Commissione e governo tedesco cercano di esorcizzare il fatto che i greci, alla prima occasione di esprimersi, hanno detto chiaramente che non ritengono accettabili le condizioni loro imposte dall’Unione europea. I partiti che sostenevano la linea dell’austerità sono passati dal 77% al 32% dei consensi: una bocciatura senza appello che nemmeno una legge elettorale fortemente distorta in senso maggioritario ha consentito di nascondere. Già, perché la linea dell’austerità, quella della riduzione delle retribuzioni e dei licenziamenti di massa nel settore pubblico, dell’abolizione dei minimi salariali, delle privatizzazioni su larga scala, non solo non ha funzionato sul piano strettamente economico, ma ha suscitato la prevedibile reazione dell’elettorato. Le ricette confezionate a Bruxelles o a Francoforte o a Berlino hanno, tra gli altri, il difetto di non tenere conto della variabile sociale e di quella politica. È sempre possibile tacciare gli elettori di immaturità e dipingere i due terzi dell’elettorato greco come antisistema (o magari prendersela con la legge elettorale!). Il voto contro l’accordo, tutt’altro che irrazionale, nasce dalla consapevolezza che certe minacce non sono credibili per un Paese la cui unica forza è diventata l’estrema debolezza, il non aver nulla da perdere. Ingenuo e poco avveduto è chi non ha previsto un esito tanto ovvio, pensando che accordi intergovernativi più o meno imposti e vincoli finanziari potessero indefinitamente prevalere su ogni altra considerazione.

Nell’antichità era previsto il diritto di vita e di morte del creditore sul debitore insolvente, poi si è passati alla prigione per debiti, infine la stessa evoluzione del capitalismo ha portato ad accettare che quando si presta del denaro il rischio è sempre ripartito tra le due parti (se così non fosse, il 90% degli strumenti finanziari non avrebbe ragion d’essere). Sarebbe ora che l’Europa, anche la parte che si considera virtuosa, ammettesse la corresponsabilità del creditore per l’esplosione dei debiti nei Paesi periferici, accettasse che anche la formica ha tratto profitto dall’atteggiamento della cicala, che la crisi in cui siamo è l’effetto di un disegno poco accorto delle istituzioni europee e che uscirne è responsabilità collettiva. Un tale risveglio alla realtà sarebbe segno finalmente di realismo e lungimiranza.
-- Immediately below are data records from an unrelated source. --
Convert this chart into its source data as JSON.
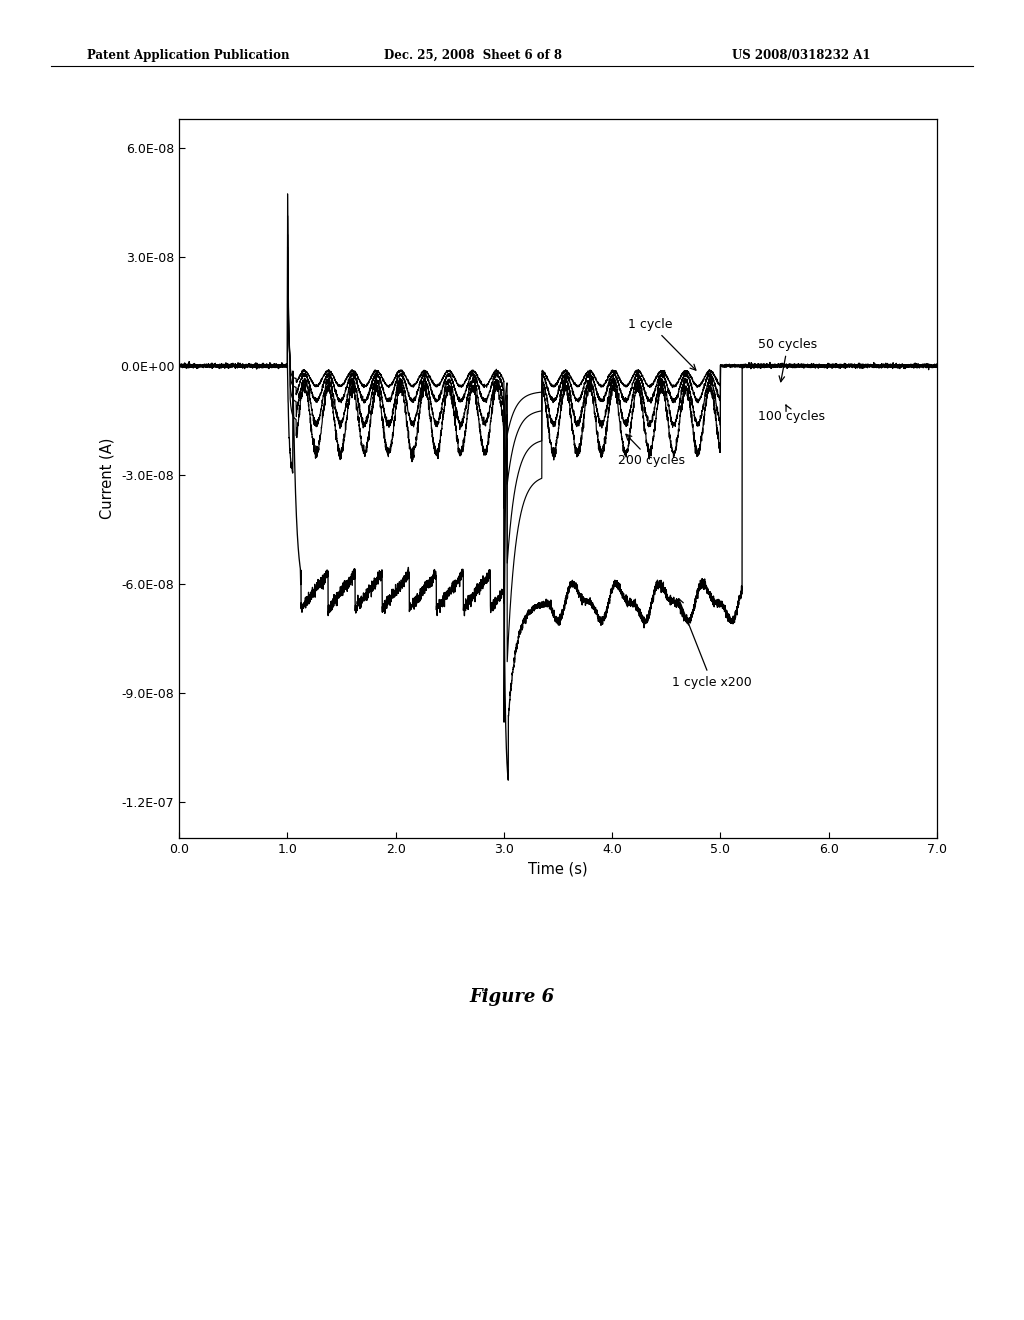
{
  "header_left": "Patent Application Publication",
  "header_mid": "Dec. 25, 2008  Sheet 6 of 8",
  "header_right": "US 2008/0318232 A1",
  "xlabel": "Time (s)",
  "ylabel": "Current (A)",
  "xlim": [
    0.0,
    7.0
  ],
  "ylim": [
    -1.3e-07,
    6.8e-08
  ],
  "xticks": [
    0.0,
    1.0,
    2.0,
    3.0,
    4.0,
    5.0,
    6.0,
    7.0
  ],
  "yticks": [
    -1.2e-07,
    -9e-08,
    -6e-08,
    -3e-08,
    0.0,
    3e-08,
    6e-08
  ],
  "ytick_labels": [
    "-1.2E-07",
    "-9.0E-08",
    "-6.0E-08",
    "-3.0E-08",
    "0.0E+00",
    "3.0E-08",
    "6.0E-08"
  ],
  "figure_caption": "Figure 6",
  "background_color": "#ffffff",
  "line_color": "#000000"
}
C’è molta attesa per le prime mosse da Parigi. La speranza è la nascita di un nuovo asse in seno all’Europa, che potrebbe contare sulla sponda di Washington, e per il quale lo stallo politico di Atene rappresenta un argomento di grande forza persuasiva. Ci aspetteremmo che il governo italiano, che ha molti meriti nella riconquistata reputazione del Paese, mettesse tutto il proprio peso a sostegno di tale mutamento di rotta. Roma è grosso modo a metà strada tra Parigi ed Atene, non solo dal punto di vista geografico.